INTERNATIONAL. Standard & Poor's Ratings Services today revised the ratings outlook on the Republic of Tunisia to negative from stable.
At the same time we affirmed our 'BBB-/A-3' foreign currency and 'BBB/A-3' local currency credit ratings on the sovereign and the Central Bank of Tunisia. Our transfer and convertibility assessment for Tunisia remains at 'BBB'.
The rating action reflects our view that risks to Tunisia's credit standing will persist during the next year, at least until the elections for the constitutional assembly take place and the economic recovery firms up.
The ratings are supported by our view of Tunisia's track record of modest fiscal and current account deficits and past policies that have engendered sustained economic growth.
We also believe that a more inclusive and legitimate political system than that which existed previously could strengthen the social contract, improve the business climate, and promote more inclusive growth.
Six months after the fall of President Ben Ali, our ability to clearly assess Tunisia's economic outlook is clouded by uncertainties. This is in part because the caretaker government does not have the mandate to articulate or implement medium-term policies.
Our baseline scenario envisages growth of 1% of GDP in 2011, gradually returning to trend growth of around 5% by 2014. We expect that the current account deficit will worsen to more than 6% of GDP this year, particularly as tourism revenues have halved.
We see tourism and FDI improving gradually, as confidence in Tunisia returns, to get back to 2010 levels by 2013.
We anticipate a fiscal deficit of about 5% of GDP in 2011, and 4% in 2012. We understand that the government plans to finance its deficit on the domestic market, and from official lenders.
We believe, however, that the extended political transition brings some downside risks over the next year, at least until the elections for the constitutional assembly take place and the economic recovers.
Elections for the constitutional assembly have been postponed to end-October 2011, from end-July, and there is still uncertainty about the structure and powers of the government after the elections.
We also remain unclear as to which medium-term policy objectives and structural reform priorities will eventually be adopted. Although episodes of public protests may continue, we expect these to remain largely peaceful through the elections.
The economic recovery depends largely on how quickly tourism and FDI inflows recover.
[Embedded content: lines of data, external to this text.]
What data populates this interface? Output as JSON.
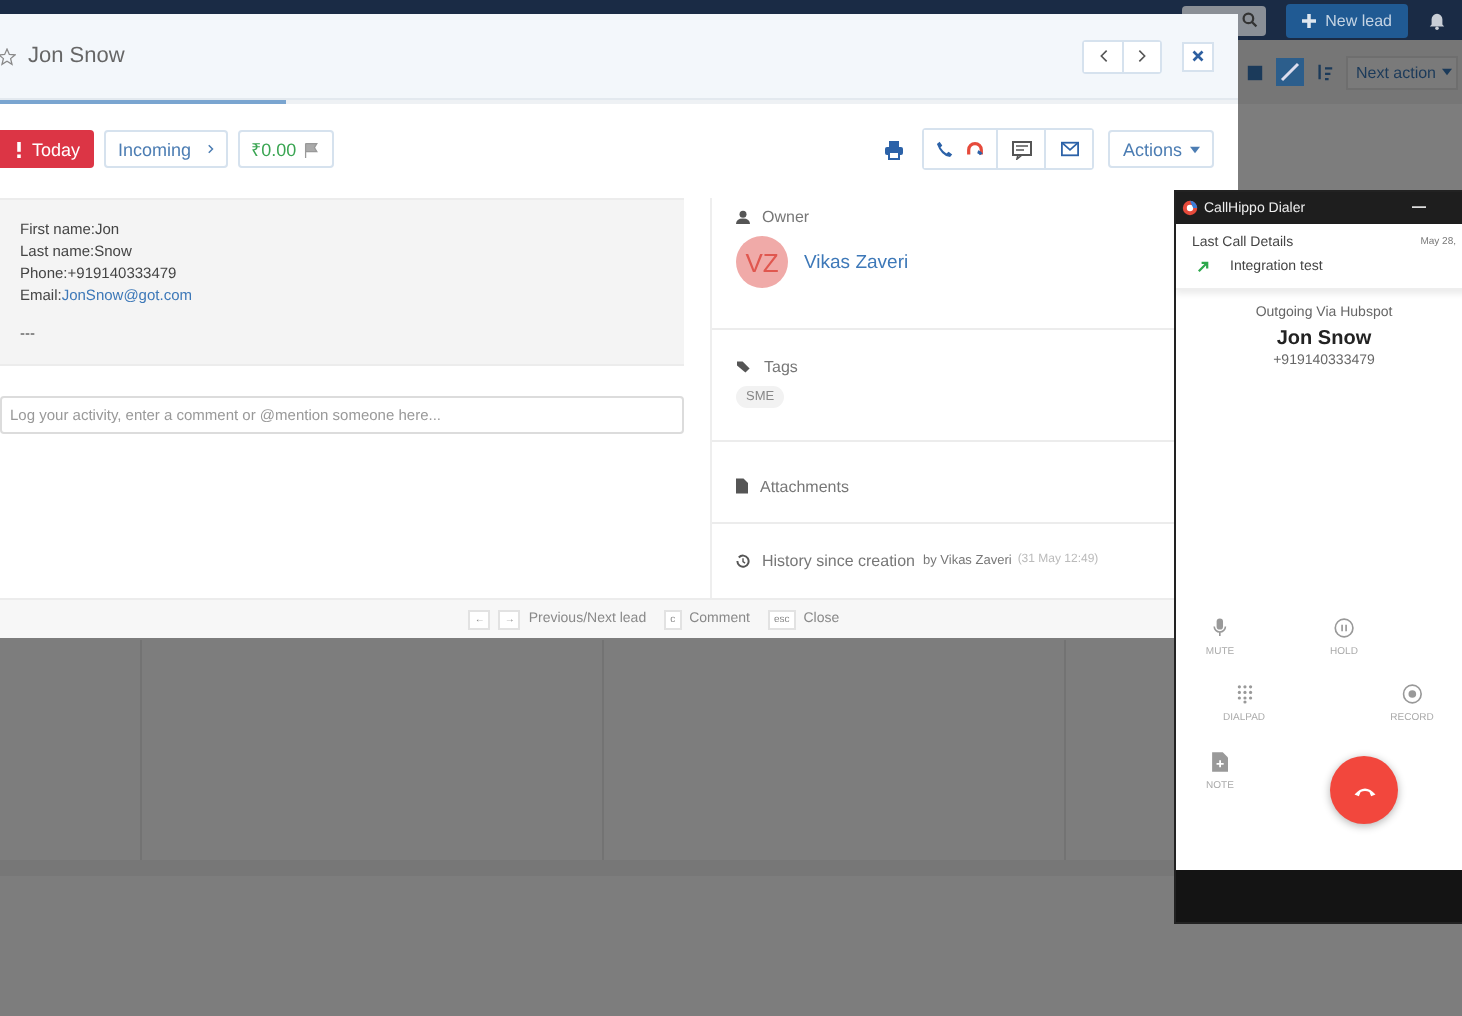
{
  "app": {
    "new_lead_button": "New lead",
    "next_action_button": "Next action"
  },
  "modal": {
    "title": "Jon Snow",
    "starred": false,
    "badges": {
      "due": "Today",
      "stage": "Incoming",
      "value": "₹0.00"
    },
    "actions_button": "Actions",
    "details": [
      {
        "label": "First name:",
        "value": "Jon",
        "link": false
      },
      {
        "label": "Last name:",
        "value": "Snow",
        "link": false
      },
      {
        "label": "Phone:",
        "value": "+919140333479",
        "link": false
      },
      {
        "label": "Email:",
        "value": "JonSnow@got.com",
        "link": true
      }
    ],
    "details_separator": "---",
    "comment": {
      "placeholder": "Log your activity, enter a comment or @mention someone here..."
    },
    "owner": {
      "heading": "Owner",
      "initials": "VZ",
      "name": "Vikas Zaveri"
    },
    "tags": {
      "heading": "Tags",
      "items": [
        "SME"
      ]
    },
    "attachments": {
      "heading": "Attachments"
    },
    "history": {
      "heading": "History since creation",
      "author": "by Vikas Zaveri",
      "time": "(31 May 12:49)"
    },
    "shortcuts": [
      {
        "keys": [
          "←",
          "→"
        ],
        "label": "Previous/Next lead"
      },
      {
        "keys": [
          "c"
        ],
        "label": "Comment"
      },
      {
        "keys": [
          "esc"
        ],
        "label": "Close"
      }
    ]
  },
  "dialer": {
    "title": "CallHippo Dialer",
    "last_call_heading": "Last Call Details",
    "last_call_date": "May 28,",
    "last_call_name": "Integration test",
    "direction": "Outgoing Via Hubspot",
    "contact_name": "Jon Snow",
    "contact_number": "+919140333479",
    "controls": [
      {
        "kind": "mute",
        "label": "MUTE"
      },
      {
        "kind": "hold",
        "label": "HOLD"
      },
      {
        "kind": "dialpad",
        "label": "DIALPAD"
      },
      {
        "kind": "record",
        "label": "RECORD"
      },
      {
        "kind": "note",
        "label": "NOTE"
      }
    ]
  }
}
We do not expect that the drop in these inflows will endanger Tunisia's external position, provided that additional foreign borrowing is sufficient.
Delays in official disbursements, or reduced availability of interbank funding lines to financial institutions, could require a tighter fiscal policy stance at a time when the government is under pressure to deliver quickly on the population's high expectations after the Jasmine Revolution.
The current economic slowdown, with its rising unemployment, only exacerbates sociopolitical tensions and spending pressures. On the upside, the government could benefit from higher-than-anticipated (one-off) revenue, depending on how it disposes of the former presidential family's shares in various businesses.
We also believe that banking sector weaknesses--particularly in the state-owned banking sector--could hold back the recovery. Even before the revolution, Tunisia public banking sector was weakly capitalized and plagued by high levels of nonperforming loans and low provisioning.
We project that the growth slowdown, especially in the tourism sector, will worsen asset quality. In turn, we believe that this will raise financing costs and hamper investment as a sound financial system is essential to sustain growth, create jobs, and absorb economic shocks. In our view, recapitalization requirements of public sector banks could reach 5% of GDP.
The negative outlook on the ratings on Tunisia reflects our view that downside risks to the rating will persist, at least until the constitutional assembly elections are held and the economy recovers. The outlook implies at least a one-in-three chance that the ratings could be lowered within the next 24 months if one or a combination of these risks materializes.
In our view, these downside risks would primarily stem from: uncertainties around medium-term policy formulation and implementation; weaker fiscal policies; and/or the weakened banking system's negative impact on growth.
Conversely, ratings could stabilize at the current level if we view the transition to a new democratic government as smooth, and we see that a legitimate government is able to quickly define and implement policies that improve Tunisia's economic and external profile in the medium term.